Exceção para trabalhadores de alta renda

  • Ficam fora das regras de controle de jornada e limitação de horas os empregados com diploma de nível superior que recebam remuneração mensal igual ou superior a duas vezes e meia o teto do INSS.
  • A exceção não vale para servidores e empregados públicos da administração direta e indireta.
    Eventuais disputas sobre a aplicação da regra serão julgadas pela Justiça do Trabalho.

Contratos com a administração pública

  • Nos contratos públicos vigentes que dependam diretamente de mão de obra, a redução da jornada só será aplicada após reequilíbrio econômico-financeiro dos contratos.
  • O aditamento deverá ser feito em até 12 meses.
  • A regra alcança contratos de licitação, concessões, permissões e parcerias público-privadas.
  • Os trabalhadores vinculados a esses contratos passam a ter direito à nova jornada após a formalização do aditivo ou, no máximo, ao fim do prazo de um ano, sem redução salarial.

Entrada em vigor

  • A regra que institui dois dias de repouso semanal remunerado entra em vigor 60 dias após a publicação da emenda.
  • Os demais dispositivos passam a valer imediatamente após a promulgação da Emenda Constitucional.

Tramitação na Câmara

Para ser aprovada, uma PEC precisa receber o apoio mínimo de 308 dos 513 deputados, em dois turnos de votação na Câmara.

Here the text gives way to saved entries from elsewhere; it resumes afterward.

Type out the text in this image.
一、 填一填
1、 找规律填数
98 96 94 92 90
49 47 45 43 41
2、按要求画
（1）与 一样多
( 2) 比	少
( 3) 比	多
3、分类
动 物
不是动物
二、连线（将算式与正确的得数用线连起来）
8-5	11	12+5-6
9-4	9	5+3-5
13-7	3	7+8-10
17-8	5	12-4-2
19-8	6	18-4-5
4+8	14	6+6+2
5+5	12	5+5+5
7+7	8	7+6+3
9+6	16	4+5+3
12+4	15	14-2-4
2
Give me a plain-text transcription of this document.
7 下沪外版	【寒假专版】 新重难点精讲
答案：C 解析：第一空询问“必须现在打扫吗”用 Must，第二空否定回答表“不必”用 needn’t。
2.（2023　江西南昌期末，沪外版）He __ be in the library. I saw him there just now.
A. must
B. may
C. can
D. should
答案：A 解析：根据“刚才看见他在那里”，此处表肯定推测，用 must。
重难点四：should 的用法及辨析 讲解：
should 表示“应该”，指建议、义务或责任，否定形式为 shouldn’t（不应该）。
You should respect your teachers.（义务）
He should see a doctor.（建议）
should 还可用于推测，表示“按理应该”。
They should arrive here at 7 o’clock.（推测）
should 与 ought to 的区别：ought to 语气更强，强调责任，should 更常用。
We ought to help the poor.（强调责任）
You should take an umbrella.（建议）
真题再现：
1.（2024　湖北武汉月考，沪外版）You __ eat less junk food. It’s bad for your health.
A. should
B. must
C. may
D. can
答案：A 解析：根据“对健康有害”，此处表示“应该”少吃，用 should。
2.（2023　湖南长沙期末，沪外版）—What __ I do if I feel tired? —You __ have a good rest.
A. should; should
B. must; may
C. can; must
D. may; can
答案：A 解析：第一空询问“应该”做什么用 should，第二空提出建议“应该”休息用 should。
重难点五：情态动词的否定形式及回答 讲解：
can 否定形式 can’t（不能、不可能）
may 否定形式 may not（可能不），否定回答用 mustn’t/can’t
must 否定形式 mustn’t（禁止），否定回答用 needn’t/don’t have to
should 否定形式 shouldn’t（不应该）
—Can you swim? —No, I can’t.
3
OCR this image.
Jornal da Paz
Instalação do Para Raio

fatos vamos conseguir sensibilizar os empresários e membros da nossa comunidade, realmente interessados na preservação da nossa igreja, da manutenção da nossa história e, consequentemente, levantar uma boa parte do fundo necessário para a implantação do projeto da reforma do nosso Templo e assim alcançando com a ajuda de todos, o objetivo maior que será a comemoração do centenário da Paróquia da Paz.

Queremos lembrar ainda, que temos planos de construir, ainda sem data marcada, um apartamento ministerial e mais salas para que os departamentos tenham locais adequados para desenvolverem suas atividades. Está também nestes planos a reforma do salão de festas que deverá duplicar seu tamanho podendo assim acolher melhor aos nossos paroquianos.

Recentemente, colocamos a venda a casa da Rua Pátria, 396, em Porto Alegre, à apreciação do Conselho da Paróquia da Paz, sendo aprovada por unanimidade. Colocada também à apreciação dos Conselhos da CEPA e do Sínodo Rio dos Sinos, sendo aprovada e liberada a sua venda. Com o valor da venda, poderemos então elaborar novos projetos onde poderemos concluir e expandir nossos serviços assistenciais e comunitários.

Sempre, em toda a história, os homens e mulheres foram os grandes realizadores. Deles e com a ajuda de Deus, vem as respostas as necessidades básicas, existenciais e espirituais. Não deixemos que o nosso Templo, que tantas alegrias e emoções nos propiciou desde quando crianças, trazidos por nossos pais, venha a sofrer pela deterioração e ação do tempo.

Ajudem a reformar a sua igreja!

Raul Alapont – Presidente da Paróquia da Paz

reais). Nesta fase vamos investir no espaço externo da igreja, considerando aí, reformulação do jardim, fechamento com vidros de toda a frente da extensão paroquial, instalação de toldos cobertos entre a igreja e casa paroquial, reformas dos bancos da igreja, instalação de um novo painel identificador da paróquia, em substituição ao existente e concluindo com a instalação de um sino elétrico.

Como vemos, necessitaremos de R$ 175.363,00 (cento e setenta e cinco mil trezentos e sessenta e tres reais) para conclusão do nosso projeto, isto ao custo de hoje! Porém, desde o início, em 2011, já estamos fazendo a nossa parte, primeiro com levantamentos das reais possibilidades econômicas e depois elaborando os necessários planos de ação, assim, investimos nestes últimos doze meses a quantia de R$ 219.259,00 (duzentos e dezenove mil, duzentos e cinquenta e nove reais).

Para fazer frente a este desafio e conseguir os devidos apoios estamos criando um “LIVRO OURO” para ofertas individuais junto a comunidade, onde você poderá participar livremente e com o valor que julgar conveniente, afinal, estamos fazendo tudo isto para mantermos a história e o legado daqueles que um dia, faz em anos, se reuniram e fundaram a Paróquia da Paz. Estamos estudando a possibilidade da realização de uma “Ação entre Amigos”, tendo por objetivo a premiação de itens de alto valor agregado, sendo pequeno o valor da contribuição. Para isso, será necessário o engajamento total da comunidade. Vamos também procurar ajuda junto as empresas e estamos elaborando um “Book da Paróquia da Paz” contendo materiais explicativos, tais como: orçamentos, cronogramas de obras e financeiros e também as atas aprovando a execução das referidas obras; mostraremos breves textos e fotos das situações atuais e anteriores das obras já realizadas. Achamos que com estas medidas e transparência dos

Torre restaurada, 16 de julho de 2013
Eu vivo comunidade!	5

Pelo regimento da Casa, as duas análises não podem ocorrer na mesma sessão.

Para acelerar a tramitação, entretanto, os parlamentares podem votar um pedido de quebra de interstício – mecanismo que permite realizar os dois turnos no mesmo dia.

Com isso, a expectativa é que a PEC que prevê o fim da escala 6×1 seja analisada e votada nos dois turnos ainda nesta quinta-feira (28/5). Se aprovada pelos deputados, o texto seguirá para análise do Senado Federal.

Cenário no Senado

Ainda não há um cronograma definido para a votação da PEC no Senado Federal. O presidente da Câmara, Hugo Motta, deve liderar a articulação política com o presidente do Congresso Nacional, Davi Alcolumbre (União Brasil-AP), com objetivo de acelerar a análise da proposta.

Caso Alcolumbre decida pautar a matéria rapidamente, o texto ainda precisará passar pela Comissão de Constituição e Justiça (CCJ) antes de seguir ao plenário.

Para ser aprovada no Senado, a PEC depende do apoio de 3/5 dos senadores — o equivalente a 49 votos — em dois turnos de votação.

Se superar todas as etapas no Congresso, a proposta será promulgada pelo Congresso Nacional e passará a integrar a Constituição, sem necessidade de sanção do presidente Lula.